The Leonard N. Stern School of Business youngest dean argues that the secret to emerging countries’ success is discipline – sustained commitment to a pragmatic growth strategy.
Henry insists that what is needed is less polarization and more focus on facts to answer the fundamental question: which policy reforms, implemented under what circumstances, actually increase economic efficiency?
Through examples ranging from the drastic income disparity between Barbados and his native Jamaica to the “catch up” economics of China and the taming of inflation in Latin America, Turnaround offers vital lessons for developed and developing nations in search of stability and growth.
In the forward looking book, Henry shows that in much of the emerging world the policy pendulum now swings toward prudence and self-control.
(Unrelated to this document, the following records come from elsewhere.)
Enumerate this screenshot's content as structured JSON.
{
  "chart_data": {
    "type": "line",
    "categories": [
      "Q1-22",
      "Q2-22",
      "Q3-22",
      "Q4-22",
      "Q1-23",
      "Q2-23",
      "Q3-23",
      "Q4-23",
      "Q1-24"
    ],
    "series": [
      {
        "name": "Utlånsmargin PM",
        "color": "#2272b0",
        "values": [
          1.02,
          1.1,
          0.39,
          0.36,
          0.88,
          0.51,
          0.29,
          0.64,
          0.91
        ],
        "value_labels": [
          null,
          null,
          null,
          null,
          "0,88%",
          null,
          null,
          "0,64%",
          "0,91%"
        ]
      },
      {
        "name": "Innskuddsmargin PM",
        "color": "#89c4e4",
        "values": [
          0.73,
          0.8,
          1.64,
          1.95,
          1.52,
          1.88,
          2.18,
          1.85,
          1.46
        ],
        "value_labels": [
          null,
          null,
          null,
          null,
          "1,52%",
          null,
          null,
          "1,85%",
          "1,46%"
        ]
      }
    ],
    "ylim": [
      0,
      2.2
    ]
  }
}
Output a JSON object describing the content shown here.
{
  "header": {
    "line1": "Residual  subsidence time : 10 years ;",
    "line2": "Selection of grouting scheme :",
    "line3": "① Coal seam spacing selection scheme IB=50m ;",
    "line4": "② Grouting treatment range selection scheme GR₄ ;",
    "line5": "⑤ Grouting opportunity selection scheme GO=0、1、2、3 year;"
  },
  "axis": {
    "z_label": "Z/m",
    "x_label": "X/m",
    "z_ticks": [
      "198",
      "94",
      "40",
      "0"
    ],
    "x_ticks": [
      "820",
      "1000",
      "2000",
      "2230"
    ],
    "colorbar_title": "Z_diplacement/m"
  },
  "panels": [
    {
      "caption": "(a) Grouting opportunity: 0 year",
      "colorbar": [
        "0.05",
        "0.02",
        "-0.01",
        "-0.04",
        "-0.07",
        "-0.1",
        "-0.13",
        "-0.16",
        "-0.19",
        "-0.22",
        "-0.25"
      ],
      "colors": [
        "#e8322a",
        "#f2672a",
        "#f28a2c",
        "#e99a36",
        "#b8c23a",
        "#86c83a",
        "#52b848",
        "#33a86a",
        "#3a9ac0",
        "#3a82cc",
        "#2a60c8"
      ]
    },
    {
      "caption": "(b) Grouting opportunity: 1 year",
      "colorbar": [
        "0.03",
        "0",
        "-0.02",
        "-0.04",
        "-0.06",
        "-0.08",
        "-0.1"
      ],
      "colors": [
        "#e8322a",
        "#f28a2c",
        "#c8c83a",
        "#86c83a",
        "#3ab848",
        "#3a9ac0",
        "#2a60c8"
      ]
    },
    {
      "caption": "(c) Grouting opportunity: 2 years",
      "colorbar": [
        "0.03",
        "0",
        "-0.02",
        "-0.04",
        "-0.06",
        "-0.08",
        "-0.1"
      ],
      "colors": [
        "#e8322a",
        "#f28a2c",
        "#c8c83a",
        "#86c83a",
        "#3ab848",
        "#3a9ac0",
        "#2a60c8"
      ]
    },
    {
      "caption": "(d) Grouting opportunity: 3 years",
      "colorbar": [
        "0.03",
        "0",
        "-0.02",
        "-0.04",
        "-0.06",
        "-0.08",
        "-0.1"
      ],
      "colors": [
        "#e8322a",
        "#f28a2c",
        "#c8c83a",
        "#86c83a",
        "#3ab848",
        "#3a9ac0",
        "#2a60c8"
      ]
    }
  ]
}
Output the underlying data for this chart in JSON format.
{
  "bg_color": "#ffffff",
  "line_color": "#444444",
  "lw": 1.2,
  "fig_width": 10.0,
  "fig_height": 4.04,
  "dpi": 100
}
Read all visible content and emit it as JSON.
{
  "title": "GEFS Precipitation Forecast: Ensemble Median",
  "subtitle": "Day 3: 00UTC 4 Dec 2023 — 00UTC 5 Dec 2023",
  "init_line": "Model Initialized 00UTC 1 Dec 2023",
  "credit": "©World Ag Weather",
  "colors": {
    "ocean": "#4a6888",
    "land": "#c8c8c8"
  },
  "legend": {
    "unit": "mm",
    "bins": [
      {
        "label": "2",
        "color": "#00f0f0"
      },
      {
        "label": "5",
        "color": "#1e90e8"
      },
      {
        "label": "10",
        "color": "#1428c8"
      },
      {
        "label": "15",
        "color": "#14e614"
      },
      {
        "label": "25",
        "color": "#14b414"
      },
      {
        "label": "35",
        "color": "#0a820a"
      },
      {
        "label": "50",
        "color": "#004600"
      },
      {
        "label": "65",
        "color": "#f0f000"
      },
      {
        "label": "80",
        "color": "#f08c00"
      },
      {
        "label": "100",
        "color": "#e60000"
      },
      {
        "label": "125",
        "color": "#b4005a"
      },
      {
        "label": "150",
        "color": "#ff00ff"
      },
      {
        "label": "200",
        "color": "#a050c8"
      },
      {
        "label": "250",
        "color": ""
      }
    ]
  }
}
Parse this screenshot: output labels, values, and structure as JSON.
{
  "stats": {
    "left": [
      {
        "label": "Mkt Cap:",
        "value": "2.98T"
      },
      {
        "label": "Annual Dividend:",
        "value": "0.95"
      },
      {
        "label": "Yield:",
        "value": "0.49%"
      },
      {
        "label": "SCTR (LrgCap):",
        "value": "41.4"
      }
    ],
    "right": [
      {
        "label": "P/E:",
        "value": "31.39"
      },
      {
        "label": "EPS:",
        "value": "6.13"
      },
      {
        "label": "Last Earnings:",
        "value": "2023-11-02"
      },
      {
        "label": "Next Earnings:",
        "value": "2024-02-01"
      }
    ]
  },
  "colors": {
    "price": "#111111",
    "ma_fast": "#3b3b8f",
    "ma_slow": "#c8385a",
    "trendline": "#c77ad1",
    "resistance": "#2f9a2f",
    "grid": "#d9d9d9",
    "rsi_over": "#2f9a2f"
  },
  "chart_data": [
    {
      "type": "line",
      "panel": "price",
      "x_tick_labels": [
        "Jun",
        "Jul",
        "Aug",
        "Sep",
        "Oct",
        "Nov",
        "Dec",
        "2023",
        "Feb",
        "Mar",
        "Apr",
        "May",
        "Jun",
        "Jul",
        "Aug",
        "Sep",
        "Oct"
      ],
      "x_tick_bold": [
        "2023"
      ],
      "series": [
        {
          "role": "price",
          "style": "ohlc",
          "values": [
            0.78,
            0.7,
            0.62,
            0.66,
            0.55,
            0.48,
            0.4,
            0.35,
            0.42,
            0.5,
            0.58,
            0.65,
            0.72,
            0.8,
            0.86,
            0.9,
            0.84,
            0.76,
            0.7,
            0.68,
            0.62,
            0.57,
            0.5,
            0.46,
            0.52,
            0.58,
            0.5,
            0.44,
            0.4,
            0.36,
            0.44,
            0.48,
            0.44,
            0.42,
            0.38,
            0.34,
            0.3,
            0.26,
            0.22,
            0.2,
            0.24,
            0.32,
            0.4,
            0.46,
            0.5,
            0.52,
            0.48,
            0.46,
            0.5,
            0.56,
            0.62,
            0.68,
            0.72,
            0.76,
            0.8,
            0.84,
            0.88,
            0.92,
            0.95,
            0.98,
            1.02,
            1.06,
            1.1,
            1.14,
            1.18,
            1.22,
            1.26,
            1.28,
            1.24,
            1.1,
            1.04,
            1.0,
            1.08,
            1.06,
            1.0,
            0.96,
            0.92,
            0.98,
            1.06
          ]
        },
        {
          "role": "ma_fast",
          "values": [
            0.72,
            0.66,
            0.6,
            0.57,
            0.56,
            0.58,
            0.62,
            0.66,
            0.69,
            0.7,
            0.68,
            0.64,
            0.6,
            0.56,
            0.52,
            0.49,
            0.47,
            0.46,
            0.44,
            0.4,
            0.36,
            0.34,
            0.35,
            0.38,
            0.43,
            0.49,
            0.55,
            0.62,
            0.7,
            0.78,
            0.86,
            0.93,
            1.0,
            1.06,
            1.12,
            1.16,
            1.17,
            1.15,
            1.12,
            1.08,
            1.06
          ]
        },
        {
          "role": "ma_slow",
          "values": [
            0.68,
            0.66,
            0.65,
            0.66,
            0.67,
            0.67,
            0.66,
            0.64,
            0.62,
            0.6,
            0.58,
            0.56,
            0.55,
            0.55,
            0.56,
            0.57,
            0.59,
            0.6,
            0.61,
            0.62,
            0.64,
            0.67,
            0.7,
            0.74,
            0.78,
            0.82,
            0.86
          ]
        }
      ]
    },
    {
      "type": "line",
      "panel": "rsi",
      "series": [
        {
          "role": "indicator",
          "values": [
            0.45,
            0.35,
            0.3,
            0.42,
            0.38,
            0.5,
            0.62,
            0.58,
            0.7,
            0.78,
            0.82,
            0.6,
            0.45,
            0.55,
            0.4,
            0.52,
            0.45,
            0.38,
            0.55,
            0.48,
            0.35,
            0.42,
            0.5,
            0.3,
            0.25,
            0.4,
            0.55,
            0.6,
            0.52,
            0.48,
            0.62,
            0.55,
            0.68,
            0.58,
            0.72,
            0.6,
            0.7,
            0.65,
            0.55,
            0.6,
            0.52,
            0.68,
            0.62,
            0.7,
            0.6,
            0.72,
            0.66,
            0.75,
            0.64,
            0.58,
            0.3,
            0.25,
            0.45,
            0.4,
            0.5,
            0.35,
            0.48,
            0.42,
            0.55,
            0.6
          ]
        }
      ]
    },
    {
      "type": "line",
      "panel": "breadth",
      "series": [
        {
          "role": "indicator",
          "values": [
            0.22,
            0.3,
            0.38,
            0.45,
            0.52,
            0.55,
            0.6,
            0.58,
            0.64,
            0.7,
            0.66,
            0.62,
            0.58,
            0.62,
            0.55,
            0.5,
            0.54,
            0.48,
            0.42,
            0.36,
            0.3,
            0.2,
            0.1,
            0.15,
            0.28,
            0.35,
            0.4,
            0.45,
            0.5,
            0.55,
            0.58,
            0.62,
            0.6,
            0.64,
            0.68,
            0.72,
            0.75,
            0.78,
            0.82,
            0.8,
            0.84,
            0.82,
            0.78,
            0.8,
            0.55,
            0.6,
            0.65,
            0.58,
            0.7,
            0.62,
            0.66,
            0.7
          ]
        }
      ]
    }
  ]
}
With similar discipline and a dash of humility, he concludes, the First World may yet recover and create long-term prosperity for all its citizens.
As he boldly states: “The economic policy decisions implemented in the coming months will determine whether people eat or starve, live or die and not just in emerging economies.”
Henry assumed the Deanship in January 2010 and joined the NYU Stern Faculty as the William R. Berkley Professor of Economics and Finance. Hejoined NYU Stern from Stanford University, where he was the Konosuke Matsushita Professor of International Economics, the John and Cynthia Fry Gunn Faculty Scholar, and Associate Director of the Center for Global Business and the Economy at the Stanford University Graduate School of Business.
Henry also serves as a member of the board of directors at the National Bureau of Economic Research (NBER), the nation’s leading nonprofit, non-partisan economic research organization; as a member of the board of the Council on Foreign Relations; as a member of the board of directors for Kraft Foods, Inc.; and as a Nonresident Senior Fellow of the Brookings Institution.
An expert on the global economy, Henry led the external economics advisory group for then-Senator Barack Obama’s presidential campaign in 2008. Following the historic victory on November 4, Henry was chosen to lead the Presidential Transition Team’s review of international lending agencies such as the International Monetary Fund (IMF) and the World Bank. In June 2009, President Obama appointed him to the President’s Commission on White House Fellowships.
Henry’s expertise in the areas of emerging markets and international finance has made him a regular speaker at the IMF and has led him to testify before the United States Senate Committee on Foreign Relations and before various ambassadors to the United Nations. Additionally, Henry has also served as a macroeconomic advisor to the governments of Ghana and Jamaica.